Do you think there is a growing appetite for Indian mythological fiction among young readers today?
I don’t think the genre ever went out of style. It was always the most popular genre if you include Indian languages as well, not just English. It is one of the few reasons we are one of the ancient cultures that remain alive to this day. There are various components of culture and one important component is the stories that a land (of people) collectively believes in. Ancient Greek, Egyptian and Mesopotamian civilisations are all dead now, but we are still alive.We still love listening to these stories. So this genre never really went out of style. What is different now is the revival of a very ancient tradition of reinterpreting the stories that had been forgotten for a few centuries. This reinterpretation existed till the late medieval era and then it started declining. You are seeing a revival of that now.

In the course of your research, do you draw parallels between Indian and Western — Greek and Roman — mythology?
I have started exploring non-Indian mythology relatively recently. I can’t say I know them as well as Indian traditions. But I do find a lot of similarities and it is worth exploring. In fact, I have left some clues (in my books) for story ideas which I will work on at some point. These will incorporate ancient Western and Middle Eastern traditions along with ours.

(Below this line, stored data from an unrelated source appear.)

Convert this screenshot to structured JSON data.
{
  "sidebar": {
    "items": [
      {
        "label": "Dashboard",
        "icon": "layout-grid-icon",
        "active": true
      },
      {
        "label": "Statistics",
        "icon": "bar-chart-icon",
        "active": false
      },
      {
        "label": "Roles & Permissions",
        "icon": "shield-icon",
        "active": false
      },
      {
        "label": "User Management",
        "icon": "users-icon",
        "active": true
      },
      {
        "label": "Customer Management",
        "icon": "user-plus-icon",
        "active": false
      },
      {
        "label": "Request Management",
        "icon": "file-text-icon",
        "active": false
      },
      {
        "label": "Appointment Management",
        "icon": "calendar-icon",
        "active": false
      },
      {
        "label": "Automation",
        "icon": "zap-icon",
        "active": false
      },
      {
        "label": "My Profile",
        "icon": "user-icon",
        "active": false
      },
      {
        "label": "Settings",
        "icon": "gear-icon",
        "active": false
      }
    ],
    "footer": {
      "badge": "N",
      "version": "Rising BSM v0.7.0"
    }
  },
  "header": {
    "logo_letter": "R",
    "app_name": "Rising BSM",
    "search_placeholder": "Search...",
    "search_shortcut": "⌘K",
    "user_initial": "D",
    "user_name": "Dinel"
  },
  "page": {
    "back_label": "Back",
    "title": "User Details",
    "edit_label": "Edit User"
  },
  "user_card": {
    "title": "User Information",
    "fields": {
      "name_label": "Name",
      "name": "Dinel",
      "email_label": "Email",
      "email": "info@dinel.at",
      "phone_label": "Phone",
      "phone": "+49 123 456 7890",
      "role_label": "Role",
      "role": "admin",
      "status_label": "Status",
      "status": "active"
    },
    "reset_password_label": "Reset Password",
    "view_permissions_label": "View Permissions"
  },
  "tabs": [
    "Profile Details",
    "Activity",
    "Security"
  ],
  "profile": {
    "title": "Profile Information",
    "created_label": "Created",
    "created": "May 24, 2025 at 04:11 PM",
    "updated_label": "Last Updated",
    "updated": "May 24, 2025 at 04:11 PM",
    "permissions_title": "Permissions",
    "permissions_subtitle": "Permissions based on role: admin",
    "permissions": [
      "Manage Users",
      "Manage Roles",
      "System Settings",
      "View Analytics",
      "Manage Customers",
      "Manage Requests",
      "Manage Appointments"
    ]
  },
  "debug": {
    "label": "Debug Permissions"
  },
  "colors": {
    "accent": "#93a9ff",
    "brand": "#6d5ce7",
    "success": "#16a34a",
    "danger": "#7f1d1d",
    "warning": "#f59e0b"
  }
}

What does mythology mean to you?
Mythology is the English term. In Indian languages we use the terms pauranik katha or adikavya or itihasa. Essentially the same thing. The story of our ancestors. Mythology is the route to learning philosophy. Through multiple stories or multiple versions of those stories, I learn Indian philosophy and it is never about mental calisthenics. It’s about learning how to live life. This is the obvious answer. The deeper thing is that these stories connect me to my roots and to the land that I love so much.